2010/02/14 Category: ビジネス

バンクーバーオリンピックを契機に再度様々なメディアで話題が上がるのが「経済波及効果」ではないでしょうか。今回のバンクーバーオリンピックの場合、約75億円の経済波及効果があるとされています。では、この「経済波及効果」というのはどのようなものなのでしょうか。何となく高ければ高いほどそのイベントを実施する意味があると考えてしまう数値ではありますが、具体的にどのように算出しているのかについて少し考えてみたいと思います。

オリンピックやワールドカップを開催する場合には、会場となるスタジアム、そこに至るまでの道路、街づくりといったインフラ関連整備費用が掛かります。また街を訪れる人たちは周辺の宿泊施設に泊まり会場に行くまでに食事をしたり交通機関を使ったりします。このようにイベントを開催することによって動く可能性のあるお金の総量のことを「経済波及効果」と呼ぶのです。
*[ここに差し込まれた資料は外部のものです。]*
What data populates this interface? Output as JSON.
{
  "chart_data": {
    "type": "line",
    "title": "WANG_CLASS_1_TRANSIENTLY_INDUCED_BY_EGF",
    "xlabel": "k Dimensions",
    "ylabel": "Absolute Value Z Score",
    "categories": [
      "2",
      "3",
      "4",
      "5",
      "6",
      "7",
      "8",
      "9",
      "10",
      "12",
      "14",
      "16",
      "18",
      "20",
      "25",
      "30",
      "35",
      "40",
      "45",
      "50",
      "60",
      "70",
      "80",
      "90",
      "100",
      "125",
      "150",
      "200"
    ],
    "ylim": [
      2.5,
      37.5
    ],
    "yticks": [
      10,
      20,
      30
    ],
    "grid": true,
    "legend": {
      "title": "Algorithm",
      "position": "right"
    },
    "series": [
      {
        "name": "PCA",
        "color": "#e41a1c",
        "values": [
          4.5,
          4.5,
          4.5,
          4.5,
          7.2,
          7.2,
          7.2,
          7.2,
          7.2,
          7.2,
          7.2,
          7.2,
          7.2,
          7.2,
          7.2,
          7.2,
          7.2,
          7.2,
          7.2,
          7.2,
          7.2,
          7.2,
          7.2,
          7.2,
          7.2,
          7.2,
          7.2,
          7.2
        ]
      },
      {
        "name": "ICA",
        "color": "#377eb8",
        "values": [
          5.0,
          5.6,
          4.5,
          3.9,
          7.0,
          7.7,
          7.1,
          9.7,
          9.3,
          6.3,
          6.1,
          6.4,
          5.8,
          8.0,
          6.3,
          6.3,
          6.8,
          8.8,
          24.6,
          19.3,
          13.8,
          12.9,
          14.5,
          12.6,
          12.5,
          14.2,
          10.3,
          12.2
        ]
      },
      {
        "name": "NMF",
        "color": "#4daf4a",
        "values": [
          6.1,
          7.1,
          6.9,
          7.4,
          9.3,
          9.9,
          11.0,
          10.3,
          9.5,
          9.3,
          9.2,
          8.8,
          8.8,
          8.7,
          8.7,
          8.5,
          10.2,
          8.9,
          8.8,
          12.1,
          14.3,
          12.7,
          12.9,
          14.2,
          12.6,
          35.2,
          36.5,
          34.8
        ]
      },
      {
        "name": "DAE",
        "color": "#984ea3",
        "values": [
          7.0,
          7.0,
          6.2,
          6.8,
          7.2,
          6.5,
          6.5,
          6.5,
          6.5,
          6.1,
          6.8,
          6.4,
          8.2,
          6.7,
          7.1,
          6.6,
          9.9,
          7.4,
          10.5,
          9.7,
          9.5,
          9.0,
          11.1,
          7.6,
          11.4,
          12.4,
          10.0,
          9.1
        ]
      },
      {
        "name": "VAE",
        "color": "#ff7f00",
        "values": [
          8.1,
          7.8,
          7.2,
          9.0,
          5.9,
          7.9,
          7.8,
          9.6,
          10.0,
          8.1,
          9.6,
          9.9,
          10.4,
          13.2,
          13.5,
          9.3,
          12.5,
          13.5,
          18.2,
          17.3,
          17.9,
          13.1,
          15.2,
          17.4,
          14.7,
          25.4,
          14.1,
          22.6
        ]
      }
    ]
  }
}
考えがちなのがこの経済波及効果をそのまま儲かる利益の量と考えてしまうことですが、考えなければならないのは特定の誰かが儲かるということではなくそのイベントによってどのくらいのお金が動いたのかということ。お金が動けば様々な関係者が潤うことになるので、その量の目安として経済波及効果をみるといいでしょう。

ちなみに日本で行なわれた主なイベントの経済波及効果について以下にまとめてみます。
・大河ドラマの龍馬伝
 長崎に与える経済効果は約110億円、高知県に与える経済効果が約234億円
・横浜開港150周年を記念し開催された「開国博Y150」
 経済効果は548億円
・石川遼
 経済効果は341億円
・地デジ移行
 経済効果は250兆円

大切なことは、予測で終わらせるのではなくきちんと定量的に結果を振り返ること。オリンピック自体が儲からなくても、観光産業やインフラ整備に関わった土木建設産業など全体としてどのくらいの人が雇用され、潤ったのかを見る必要があります。そして税金を使った部分があるのならその設備投資が長期的にどのように地域に行かされていくのかを始まる前に事前に目を光らせておくことが求められるのです。一部の誘致したい人が説得材料として使うのではなく、真の経済波及を生むためにどのような設備をどのくらい投資するといいのか、自分たちも無責任ではいられません。日本でも数年後、夏季オリンピックを誘致しようとする自治体が立候補すると思いますが、そのときこそ経済波及効果が理論的かどうかチェックしていきたいものです。